Dom Diego Ortiz eut toutes les peines à ramener la paix. Il pria maître Vizinho de poursuivre. Le Roi n’avait pas quitté des yeux Christophe.

— Nous reviendrons sur le nombre des degrés. Passons maintenant à la dimension de chacun. À quelle distance correspond un degré ?

Déjà Christophe ouvrait la bouche. Maître Vizinho l’interrompit.

— Pour ceux qui ne sont pas, comme nous, avertis de ces matières, je rappelle…

Et il nous fit cours, aussi clair que bref, sur toutes les sortes de degrés alors en vigueur.

C’est à ce moment que je sus notre Entreprise mal engagée.

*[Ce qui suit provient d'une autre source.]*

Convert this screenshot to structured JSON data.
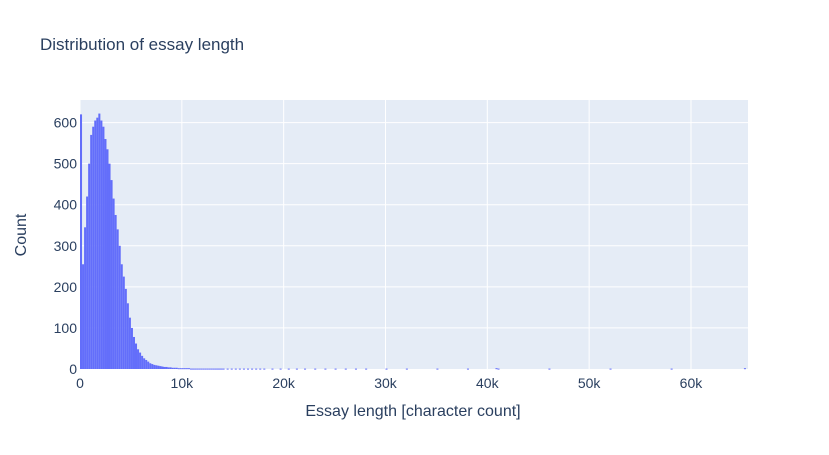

— Alors, messire Colomb, quel est votre degré à vous ?

— 56 milles et 2/3 !

— Le degré chrétien ! Comme par hasard ! En auriez-vous trouvé un plus petit encore, vous l’auriez choisi ! N’avez-vous pas entendu dire que les meilleurs cosmographes l’évaluent à 62 milles et demi ?

Un fort brouhaha s’ensuivit, ponctué des moqueries qui ne blessaient plus nos oreilles, tant nous y étions accoutumés : il y était fait référence à notre malhonnêteté de Génois, à notre impudence de Génois, à notre ignorance de Génois.

De nouveau Dom Diego dut donner de la voix pour que la séance se poursuive. Maître Rodrigo était le plus constant dans la perfidie. On aurait dit un chien retenu fort longtemps et qu’on finit par lancer sus au cerf.

Seule la voix doucereuse de Maître Vizinho réussit à calmer tant soit peu les esprits.

— Passons au dernier point, peut-être le plus important, messire Colomb, pour apprécier la taille du voyage que vous nous proposez. Combien mesure un mille, d’après vous ? Attendez, attendez ! Je vais deviner. Quelque chose me dit que, de nouveau, vous aurez choisi le plus court, le mille italien, d’un quart plus modeste que le mille arabe. Je me trompe ?

Mon frère ne pouvait qu’acquiescer. Il le fit avec hauteur, malgré les quolibets : bien sûr, le mille italien ! Quel chrétien serais-je pour prêter foi à des calculs d’incroyants ?

Cette fois, Dom Diego dut évoquer la personne du Roi pour que revienne un semblant de silence.

— Notre Comité me paraît donc suffisamment averti. Selon monsieur Colomb, dont, sous son contrôle, je reprends les dires, la mer qu’il se propose de traverser vers l’ouest est… étroite. Car, premièrement, un nombre de degrés restreint nous sépare de l’Inde : 78. Car, deuxièmement, chacun de ces degrés vaut, pour lui, 56 milles 2/3. Car, troisièmement, ces milles sont italiens, c’est-à-dire les plus brefs. Si vous n’avez plus rien à ajouter – il laissa un silence –, je déclare close cette session de notre Comité. Lequel rendra à Votre Majesté rapport sous huitaine.

Laquelle Majesté se leva et, contre toute attente, vint, tout sourire, vers mon frère et, plus étonnant encore, lui prit les deux bras. Avant, dans un silence total par miracle revenu, de lui répéter son affection ainsi que l’intérêt qu’il portait à son Entreprise « dont (je me souviens des mots exacts) vous voudrez bien me reparler sans tarder ».

Il est remarquable de noter qu’entendant ces amabilités royales, les Mathématiciens changèrent à l’instant de visage. Le mépris qu’ils témoignaient à mon frère devint obligeance. J’ai même, venant du plus terrible, maître Rodrigo, entendu des encouragements :

— Il vous suffirait, capitaine, de revoir quelques calculs pour que nous donnions plein avis favorable à votre si beau projet.

Telle est la nature de l’oreille humaine : elle entend plus distinctement la voix de la puissance que celle de la conviction.

C’est accrochés à ces deux bienveillances, celle, spontanée, du Roi, et celle, courtisane, du Comité, que nous avons attendu le verdict.